I'll be surprised if they hadn't specifically trained for structured "correct" output for this, in addition to picking next token following the structure.
In my experience (I've put hundreds of billions of tokens through structured outputs over the last 18 months), I think the answer is yes, but only in edge cases.
It generally happens when the grammar is highly constrained, for example if a boolean is expected next.
If the model assigns a low probability to both true and false coming next, then the sampling strategy will pick whichever one happens to score highest. Most tokens have very similar probabilities close to 0 most of the time, and if you're picking between two of these then the result will often feel random.
It's always the result of a bad prompt though, if you improve the prompt so that the model understands the task better, then there will then be a clear difference in the scores the tokens get, and so it seems less random.
It's not just the prompt that matters, it's also field order (and a bunch of other things).
Imagine you're asking your model to give you a list of tasks mentioned in a meeting, along with a boolean indicating whether the task is done. If you put the boolean first, the model must decide both what the task is and whether it is done at the same time. If you put the task description first, the model can separate that work into two distinct steps.
There are more tricks like this. It's really worth thinking about which calculations you delegate to the model and which you do in code, and how you integrate the two.

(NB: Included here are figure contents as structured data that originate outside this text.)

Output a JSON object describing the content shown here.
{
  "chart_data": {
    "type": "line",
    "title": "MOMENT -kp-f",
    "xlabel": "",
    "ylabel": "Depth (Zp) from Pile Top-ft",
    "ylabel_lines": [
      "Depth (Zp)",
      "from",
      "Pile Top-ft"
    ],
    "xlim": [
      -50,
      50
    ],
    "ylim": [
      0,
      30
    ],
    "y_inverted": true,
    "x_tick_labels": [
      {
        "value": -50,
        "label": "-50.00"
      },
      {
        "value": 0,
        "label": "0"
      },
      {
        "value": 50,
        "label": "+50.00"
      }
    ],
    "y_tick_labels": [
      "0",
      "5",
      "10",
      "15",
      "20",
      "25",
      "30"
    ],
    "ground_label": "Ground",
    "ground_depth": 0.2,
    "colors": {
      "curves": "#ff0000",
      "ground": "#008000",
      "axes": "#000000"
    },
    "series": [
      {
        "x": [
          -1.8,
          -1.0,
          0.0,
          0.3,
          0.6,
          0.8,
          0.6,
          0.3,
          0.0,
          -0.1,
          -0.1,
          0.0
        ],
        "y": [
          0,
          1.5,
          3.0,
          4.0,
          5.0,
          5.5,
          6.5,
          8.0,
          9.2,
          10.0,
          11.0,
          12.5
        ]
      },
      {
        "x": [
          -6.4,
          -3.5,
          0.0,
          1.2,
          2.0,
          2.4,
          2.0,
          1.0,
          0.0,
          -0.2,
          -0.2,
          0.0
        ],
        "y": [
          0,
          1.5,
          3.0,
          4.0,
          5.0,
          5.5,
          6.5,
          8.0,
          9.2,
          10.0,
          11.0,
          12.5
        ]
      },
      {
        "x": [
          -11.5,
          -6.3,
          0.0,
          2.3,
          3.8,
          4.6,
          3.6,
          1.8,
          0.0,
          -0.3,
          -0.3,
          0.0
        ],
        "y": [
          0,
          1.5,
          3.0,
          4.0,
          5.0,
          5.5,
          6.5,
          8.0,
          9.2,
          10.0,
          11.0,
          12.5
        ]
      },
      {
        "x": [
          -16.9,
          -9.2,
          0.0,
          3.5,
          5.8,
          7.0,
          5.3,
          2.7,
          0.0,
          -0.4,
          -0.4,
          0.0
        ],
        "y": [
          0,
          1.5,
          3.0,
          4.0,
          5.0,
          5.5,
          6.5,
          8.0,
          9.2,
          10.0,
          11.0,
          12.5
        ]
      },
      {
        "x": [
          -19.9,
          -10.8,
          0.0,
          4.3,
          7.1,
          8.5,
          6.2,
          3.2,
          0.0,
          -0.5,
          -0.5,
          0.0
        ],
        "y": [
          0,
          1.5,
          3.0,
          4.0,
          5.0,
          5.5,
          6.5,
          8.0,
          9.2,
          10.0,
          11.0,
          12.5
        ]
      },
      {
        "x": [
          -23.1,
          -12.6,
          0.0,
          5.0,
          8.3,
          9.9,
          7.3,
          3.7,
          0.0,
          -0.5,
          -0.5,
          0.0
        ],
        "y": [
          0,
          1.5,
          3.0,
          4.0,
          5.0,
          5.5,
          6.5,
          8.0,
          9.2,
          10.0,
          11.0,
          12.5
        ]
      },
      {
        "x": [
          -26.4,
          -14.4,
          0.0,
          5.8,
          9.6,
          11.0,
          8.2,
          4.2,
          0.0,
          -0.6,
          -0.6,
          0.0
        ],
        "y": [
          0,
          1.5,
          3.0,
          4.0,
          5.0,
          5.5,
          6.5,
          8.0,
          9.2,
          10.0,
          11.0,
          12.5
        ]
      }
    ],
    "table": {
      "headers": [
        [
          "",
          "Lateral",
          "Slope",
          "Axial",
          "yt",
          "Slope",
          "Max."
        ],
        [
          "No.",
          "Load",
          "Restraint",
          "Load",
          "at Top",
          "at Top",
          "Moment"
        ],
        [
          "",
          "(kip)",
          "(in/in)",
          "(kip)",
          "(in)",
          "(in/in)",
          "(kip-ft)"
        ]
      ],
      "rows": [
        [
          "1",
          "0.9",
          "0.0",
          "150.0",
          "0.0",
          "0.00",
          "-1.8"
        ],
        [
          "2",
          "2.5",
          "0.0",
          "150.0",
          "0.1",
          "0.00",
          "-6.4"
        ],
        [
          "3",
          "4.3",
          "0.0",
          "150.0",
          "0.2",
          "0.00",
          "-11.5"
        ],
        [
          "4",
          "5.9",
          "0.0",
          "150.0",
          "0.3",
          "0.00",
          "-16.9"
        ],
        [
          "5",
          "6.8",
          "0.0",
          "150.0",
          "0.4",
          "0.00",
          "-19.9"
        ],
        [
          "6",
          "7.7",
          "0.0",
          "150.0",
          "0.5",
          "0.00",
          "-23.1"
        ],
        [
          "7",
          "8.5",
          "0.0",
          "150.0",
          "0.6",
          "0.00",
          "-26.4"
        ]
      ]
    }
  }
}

Grammars work best when aligned with prompt. That is, if your prompt gives you the right format of answer 80% of the time, the grammar will take you to a 100%. If it gives you the right answer 1% of the time, the grammar will give you syntactically correct garbage.
Sampling is already constrained with temperature, top_k, top_p, top_a, typical_p, min_p, entropy_penalty, smoothing etc. – filtering tokens to valid ones according to grammar is just yet another alternative. It does make sense and can be used for producing programming language output as well – what's the point in generating/bothering with up front know, invalid output? Better to filter it out and allow valid completions only.
I'll be surprised if they hadn't specifically trained for structured "correct" output for this, in addition to picking next token following the structure.